En effet, à l’appel de la coalition Syriza-Anel et de l’amicale grecque des travailleuses et travailleurs du sexe, le chef du gouvernement Grecque, accompagné de plusieurs centaines de prostituées sont actuellement dans des cars qui ont pris la direction du parlement Européen où il compte proposer un remboursement de la dette en nature aux ministres de l’Eurogroupe.

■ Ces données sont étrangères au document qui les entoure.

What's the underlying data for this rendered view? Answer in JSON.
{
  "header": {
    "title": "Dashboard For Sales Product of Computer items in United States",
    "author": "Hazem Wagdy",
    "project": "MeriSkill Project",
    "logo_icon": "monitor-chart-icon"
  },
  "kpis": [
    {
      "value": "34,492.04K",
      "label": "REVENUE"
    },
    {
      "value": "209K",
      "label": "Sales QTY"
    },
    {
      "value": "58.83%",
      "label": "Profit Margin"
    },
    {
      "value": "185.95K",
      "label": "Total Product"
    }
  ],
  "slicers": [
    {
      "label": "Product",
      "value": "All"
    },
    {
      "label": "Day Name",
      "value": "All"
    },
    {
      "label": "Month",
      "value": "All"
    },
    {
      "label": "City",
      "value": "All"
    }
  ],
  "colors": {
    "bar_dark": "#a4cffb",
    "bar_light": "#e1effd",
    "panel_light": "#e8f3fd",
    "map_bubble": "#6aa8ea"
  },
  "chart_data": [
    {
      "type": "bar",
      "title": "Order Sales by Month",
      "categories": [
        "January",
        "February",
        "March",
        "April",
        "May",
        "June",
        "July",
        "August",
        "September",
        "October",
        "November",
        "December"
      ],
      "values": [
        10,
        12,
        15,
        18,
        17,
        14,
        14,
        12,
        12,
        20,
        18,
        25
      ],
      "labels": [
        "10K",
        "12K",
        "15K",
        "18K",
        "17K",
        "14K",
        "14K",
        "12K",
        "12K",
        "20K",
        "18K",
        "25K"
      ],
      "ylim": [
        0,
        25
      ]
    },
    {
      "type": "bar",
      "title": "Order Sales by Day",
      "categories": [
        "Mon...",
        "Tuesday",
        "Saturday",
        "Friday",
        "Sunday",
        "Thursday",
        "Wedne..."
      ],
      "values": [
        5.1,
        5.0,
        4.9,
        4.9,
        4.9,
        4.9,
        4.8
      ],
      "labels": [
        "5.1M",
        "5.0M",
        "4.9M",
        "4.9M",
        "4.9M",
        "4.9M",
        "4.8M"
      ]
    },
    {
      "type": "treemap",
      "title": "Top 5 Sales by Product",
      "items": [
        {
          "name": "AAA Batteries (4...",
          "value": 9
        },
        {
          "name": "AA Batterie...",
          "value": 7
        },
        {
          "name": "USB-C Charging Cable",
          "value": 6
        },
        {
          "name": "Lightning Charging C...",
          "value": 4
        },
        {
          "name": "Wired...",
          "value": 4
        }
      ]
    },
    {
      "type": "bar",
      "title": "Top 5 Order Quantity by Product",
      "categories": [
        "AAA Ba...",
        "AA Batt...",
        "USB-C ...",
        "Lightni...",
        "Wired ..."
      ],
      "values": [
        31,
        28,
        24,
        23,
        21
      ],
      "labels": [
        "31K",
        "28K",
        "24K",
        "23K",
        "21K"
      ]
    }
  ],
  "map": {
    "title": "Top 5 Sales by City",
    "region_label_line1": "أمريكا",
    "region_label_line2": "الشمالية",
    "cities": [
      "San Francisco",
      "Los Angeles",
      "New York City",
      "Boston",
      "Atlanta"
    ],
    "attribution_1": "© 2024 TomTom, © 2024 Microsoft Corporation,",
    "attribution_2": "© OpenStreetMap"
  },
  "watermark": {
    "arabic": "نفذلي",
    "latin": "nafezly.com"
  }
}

C’est un total de 12 véhicules de 36 places qui ont été affrétés afin de transporter les nombreuses travailleuses du sexe, en activité ou à la retraite, ainsi que leurs quelques collègues masculins (parité oblige !), afin de participer à l’effort de sauvegarde de leur pays, la Grèce. Elles espèrent ainsi non seulement dénoncer les conditions inacceptables imposées par l’Europe à la nation grecque mais également renflouer la dette en nature en proposant leurs services tarifés aux parlementaires européens. Les souteneurs grecs ont, de leur côté, accepté de ne prendre aucun pourcentage sur les gains obtenus à Bruxelles. Les cars devraient arriver sur place dès aujourd’hui en fin de journée afin que tout le petit monde soit à pied d’œuvre pour demain matin. Les prostituées sont bien décidées à se faire entendre, même la bouche pleine, et leur porte-parole, âgée de 75 ans, qui a été obligée de reprendre du service pour arrondir sa petite retraite mise à mal par les précédentes réformes, entend bien ne pas quitter la Belgique sans avoir vidé les bourses des banquiers qui sont, le dit-elle, responsables de la crise grecque.

Dominique Strauss-Kahn est en route vers Bruxelles pour participer au défilé dans les rues de la ville puis aux festivités qui auront lieu à l’issue. Il en appelle aux ministres de l’Eurogroupe et demande à ce qu’un tarif unique, sur la base de celui de la Fête du Cinéma, soit institué, afin de faciliter les transactions.